Joint modeling of longitudinal changes in depressive symptoms and mortality in a sample of community-dwelling elderly people.
Academic Article
Overview
abstract
OBJECTIVE: To use a joint modeling approach to examine the association between longitudinal changes in depressive symptoms and mortality. Research on the relationship of depression to mortality has yielded mixed results. Limitations of previous studies include mostly one-time assessment of depression, short follow-ups, and failure to model appropriately changes in depression. METHODS: Data were obtained from the Florida Retirement Study, a prospective cohort study of community-dwelling oldest old individuals. At baseline, 879 people (mean age = 80.6 years, 65.8% women) had a comprehensive psychosocial assessment, including the Center of Epidemiological Studies-Depression Scale (CES-D). They were then assessed annually up to 11 years. Longitudinal changes of CES-D, modeled by a joint modeling approach of repeated measures and survival data, were used to predict mortality at follow-up (15 years after baseline), at the same time adjusting for five classes of covariates. RESULTS: The total mortality rate was 69.9%. CES-D at baseline was not predictive of mortality at 15-year follow-up after adjusting for baseline covariates.
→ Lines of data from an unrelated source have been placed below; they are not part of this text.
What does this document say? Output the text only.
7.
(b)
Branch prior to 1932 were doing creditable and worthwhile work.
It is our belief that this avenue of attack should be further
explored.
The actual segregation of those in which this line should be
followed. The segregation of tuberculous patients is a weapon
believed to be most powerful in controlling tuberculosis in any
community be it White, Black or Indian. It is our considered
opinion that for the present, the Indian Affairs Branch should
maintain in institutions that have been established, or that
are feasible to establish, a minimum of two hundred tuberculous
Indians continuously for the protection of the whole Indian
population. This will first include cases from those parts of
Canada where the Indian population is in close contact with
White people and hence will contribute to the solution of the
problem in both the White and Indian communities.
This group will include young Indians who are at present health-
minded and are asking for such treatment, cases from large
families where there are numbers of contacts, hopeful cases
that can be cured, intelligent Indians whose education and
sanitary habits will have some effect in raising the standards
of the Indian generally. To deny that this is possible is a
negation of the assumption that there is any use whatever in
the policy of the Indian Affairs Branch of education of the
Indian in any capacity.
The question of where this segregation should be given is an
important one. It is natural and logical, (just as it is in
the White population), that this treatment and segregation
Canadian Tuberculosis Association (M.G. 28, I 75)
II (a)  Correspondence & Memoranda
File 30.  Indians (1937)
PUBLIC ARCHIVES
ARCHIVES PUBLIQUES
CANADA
The joint modeling revealed that an annual increase of 1 point in CES-D scores over the years was associated with a 57% higher risk of mortality (HR = 1.57, p < .001) at follow-up. Compared with those whose CES-D scores were stable over time, subjects with increasing CED-D scores over time had a 70% increase in mortality risk, p < .001, and their median survival time was 4 years shorter. CONCLUSION: Although baseline CES-D was not predictive of mortality, the increase in depressive symptoms over time was associated with higher mortality. It is important to assess longitudinal changes in depression.